By Ken Lay

The halls and classrooms were largely empty at Farragut High School last week but teachers and administrators were there. They were preparing to welcome students back today.

But Tuesday afternoon, the teachers addressed a dark issue confronting students in today’s world as they discussed the growing problem of teenage suicide, an issue that has reached epidemic proportions according to former Tennessee football coach Phillip Fulmer.

Fulmer is a national spokesman for the Justin Foundation, a non-profit organization, which was formed to combat teen suicide two decades ago.

“The schools are ground zero when it comes to suicide prevention,” Fulmer told several Knox County teachers at a training session in the Farragut High School auditorium Tuesday. “Teachers, counselors, certainly other students and peers are interacting every day and they know, particularly the peers, when something isn’t particularly right.

“If we can get treatment and intervene and perhaps save a life. That’s what it’s all about.”

The Town of Farragut and Farragut High School has been hit extremely hard by teen suicide in recent months. Three of the school’s students have taken their own life in the last year.

And the one-time Tennessee coach, who guided the Volunteers to the first-ever BCS National Championship in 1998, said that he couldn’t imagine the pain felt by friends and families of suicide victims.

“It’s sad. It’s sad for the community,” Fulmer said. “This is an epidemic. It’s a silent epidemic.

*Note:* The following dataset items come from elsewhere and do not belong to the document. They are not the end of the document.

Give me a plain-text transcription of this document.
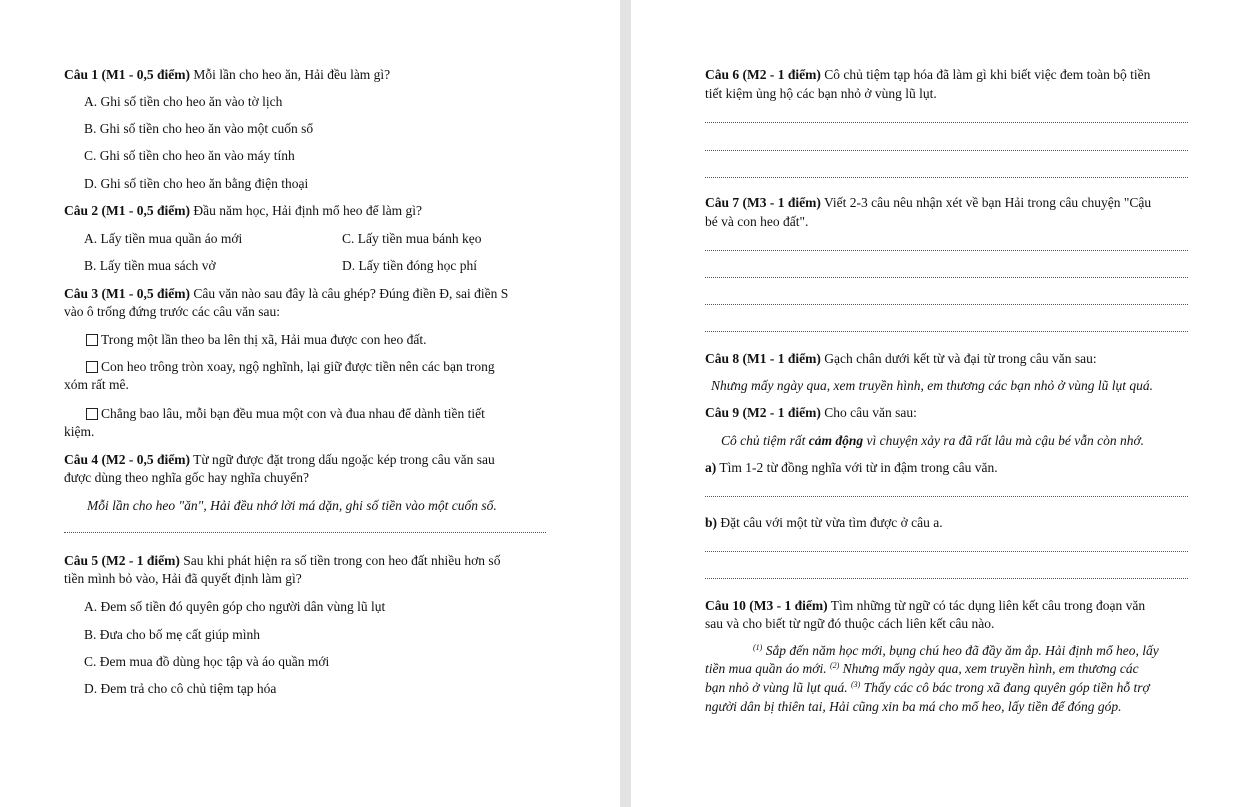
Câu 1 (M1 - 0,5 điểm) Mỗi lần cho heo ăn, Hải đều làm gì?
A. Ghi số tiền cho heo ăn vào tờ lịch
B. Ghi số tiền cho heo ăn vào một cuốn sổ
C. Ghi số tiền cho heo ăn vào máy tính
D. Ghi số tiền cho heo ăn bằng điện thoại
Câu 2 (M1 - 0,5 điểm) Đầu năm học, Hải định mổ heo để làm gì?
A. Lấy tiền mua quần áo mới	C. Lấy tiền mua bánh kẹo
B. Lấy tiền mua sách vở	D. Lấy tiền đóng học phí
Câu 3 (M1 - 0,5 điểm) Câu văn nào sau đây là câu ghép? Đúng điền Đ, sai điền S
vào ô trống đứng trước các câu văn sau:
Trong một lần theo ba lên thị xã, Hải mua được con heo đất.
Con heo trông tròn xoay, ngộ nghĩnh, lại giữ được tiền nên các bạn trong
xóm rất mê.
Chẳng bao lâu, mỗi bạn đều mua một con và đua nhau để dành tiền tiết
kiệm.
Câu 4 (M2 - 0,5 điểm) Từ ngữ được đặt trong dấu ngoặc kép trong câu văn sau
được dùng theo nghĩa gốc hay nghĩa chuyển?
Mỗi lần cho heo "ăn", Hải đều nhớ lời má dặn, ghi số tiền vào một cuốn sổ.
Câu 5 (M2 - 1 điểm) Sau khi phát hiện ra số tiền trong con heo đất nhiều hơn số
tiền mình bỏ vào, Hải đã quyết định làm gì?
A. Đem số tiền đó quyên góp cho người dân vùng lũ lụt
B. Đưa cho bố mẹ cất giúp mình
C. Đem mua đồ dùng học tập và áo quần mới
D. Đem trả cho cô chủ tiệm tạp hóa
Câu 6 (M2 - 1 điểm) Cô chủ tiệm tạp hóa đã làm gì khi biết việc đem toàn bộ tiền
tiết kiệm ủng hộ các bạn nhỏ ở vùng lũ lụt.
Câu 7 (M3 - 1 điểm) Viết 2-3 câu nêu nhận xét về bạn Hải trong câu chuyện "Cậu
bé và con heo đất".
Câu 8 (M1 - 1 điểm) Gạch chân dưới kết từ và đại từ trong câu văn sau:
Nhưng mấy ngày qua, xem truyền hình, em thương các bạn nhỏ ở vùng lũ lụt quá.
Câu 9 (M2 - 1 điểm) Cho câu văn sau:
Cô chủ tiệm rất cảm động vì chuyện xảy ra đã rất lâu mà cậu bé vẫn còn nhớ.
a) Tìm 1-2 từ đồng nghĩa với từ in đậm trong câu văn.
b) Đặt câu với một từ vừa tìm được ở câu a.
Câu 10 (M3 - 1 điểm) Tìm những từ ngữ có tác dụng liên kết câu trong đoạn văn
sau và cho biết từ ngữ đó thuộc cách liên kết câu nào.
$^{(1)}$ Sắp đến năm học mới, bụng chú heo đã đầy ăm ắp. Hải định mổ heo, lấy
tiền mua quần áo mới. $^{(2)}$ Nhưng mấy ngày qua, xem truyền hình, em thương các
bạn nhỏ ở vùng lũ lụt quá. $^{(3)}$ Thấy các cô bác trong xã đang quyên góp tiền hỗ trợ
người dân bị thiên tai, Hải cũng xin ba má cho mổ heo, lấy tiền để đóng góp.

“I don’t know all the details of [what happened at Farragut High], but I can’t even imagine, as a parent, a level of hurt of a lost loved one. It isn’t isolated to the family. It goes throughout the school and throughout the community and the neighborhoods. Everybody is affected.”

Fulmer has been involved in the Jason Foundation since its inception in 1997. The foundation is based in Hendersonville and Fulmer said that working with the foundation is one of the most important tasks that he has undertaken.

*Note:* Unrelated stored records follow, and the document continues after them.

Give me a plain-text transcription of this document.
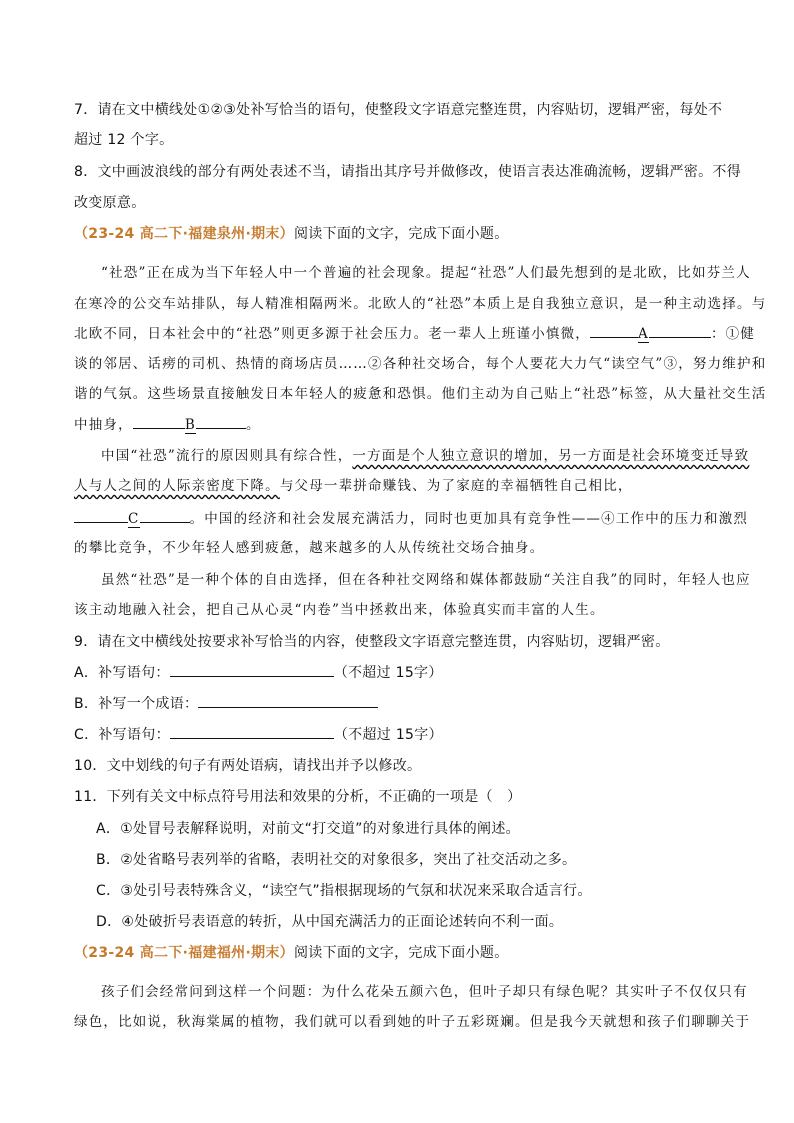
7．请在文中横线处①②③处补写恰当的语句，使整段文字语意完整连贯，内容贴切，逻辑严密，每处不
超过 12 个字。
8．文中画波浪线的部分有两处表述不当，请指出其序号并做修改，使语言表达准确流畅，逻辑严密。不得
改变原意。
（23-24 高二下·福建泉州·期末）阅读下面的文字，完成下面小题。
“社恐”正在成为当下年轻人中一个普遍的社会现象。提起“社恐”人们最先想到的是北欧，比如芬兰人
在寒冷的公交车站排队，每人精准相隔两米。北欧人的“社恐”本质上是自我独立意识，是一种主动选择。与
北欧不同，日本社会中的“社恐”则更多源于社会压力。老一辈人上班谨小慎微，	A	：①健
谈的邻居、话痨的司机、热情的商场店员……②各种社交场合，每个人要花大力气“读空气”③，努力维护和
谐的气氛。这些场景直接触发日本年轻人的疲惫和恐惧。他们主动为自己贴上“社恐”标签，从大量社交生活
中抽身，	B	。
中国“社恐”流行的原因则具有综合性，一方面是个人独立意识的增加，另一方面是社会环境变迁导致
人与人之间的人际亲密度下降。与父母一辈拼命赚钱、为了家庭的幸福牺牲自己相比，
C	。中国的经济和社会发展充满活力，同时也更加具有竞争性——④工作中的压力和激烈
的攀比竞争，不少年轻人感到疲惫，越来越多的人从传统社交场合抽身。
虽然“社恐”是一种个体的自由选择，但在各种社交网络和媒体都鼓励“关注自我”的同时，年轻人也应
该主动地融入社会，把自己从心灵“内卷”当中拯救出来，体验真实而丰富的人生。
9．请在文中横线处按要求补写恰当的内容，使整段文字语意完整连贯，内容贴切，逻辑严密。
A．补写语句：	（不超过 15字）
B．补写一个成语：
C．补写语句：	（不超过 15字）
10．文中划线的句子有两处语病，请找出并予以修改。
11．下列有关文中标点符号用法和效果的分析，不正确的一项是（　）
A．①处冒号表解释说明，对前文“打交道”的对象进行具体的阐述。
B．②处省略号表列举的省略，表明社交的对象很多，突出了社交活动之多。
C．③处引号表特殊含义，“读空气”指根据现场的气氛和状况来采取合适言行。
D．④处破折号表语意的转折，从中国充满活力的正面论述转向不利一面。
（23-24 高二下·福建福州·期末）阅读下面的文字，完成下面小题。
孩子们会经常问到这样一个问题：为什么花朵五颜六色，但叶子却只有绿色呢？其实叶子不仅仅只有
绿色，比如说，秋海棠属的植物，我们就可以看到她的叶子五彩斑斓。但是我今天就想和孩子们聊聊关于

“This is very rewarding but I won’t say that it’s happy or pleasant because this is a very subject,” Fulmer said. “We started this at a dining room table and we didn’t have any money.”

Suicide prevention training has been in place in the school system and mandatory for years. Knox County Schools, however, has recently partnered with the Jason Foundation. The foundation provides materials and training for the teachers free of charge,

The training instructs teachers, school employees and students what signs to look for to notice that a student might be in trouble.

Knox County Schools requires its teachers to take a two-hour training course. Superintendent Bob Thomas said that he would participate in the suicide prevention training.

He also noted that the Farragut suicides had an effect on him.

“Anytime we lose a student, it affects you. It affects me,” Thomas said. “For a student to take his or her own life, it’s really the most tragic thing I can think of.

“I can’t imagine, as a parent, what it would be like to have a child who commits suicide.”

Suicide is a leading killer of America’s youth. It is the second leading killer of children from ages 10-14. It is also the third leading of older teens according to statistics cited by Fulmer and Thomas.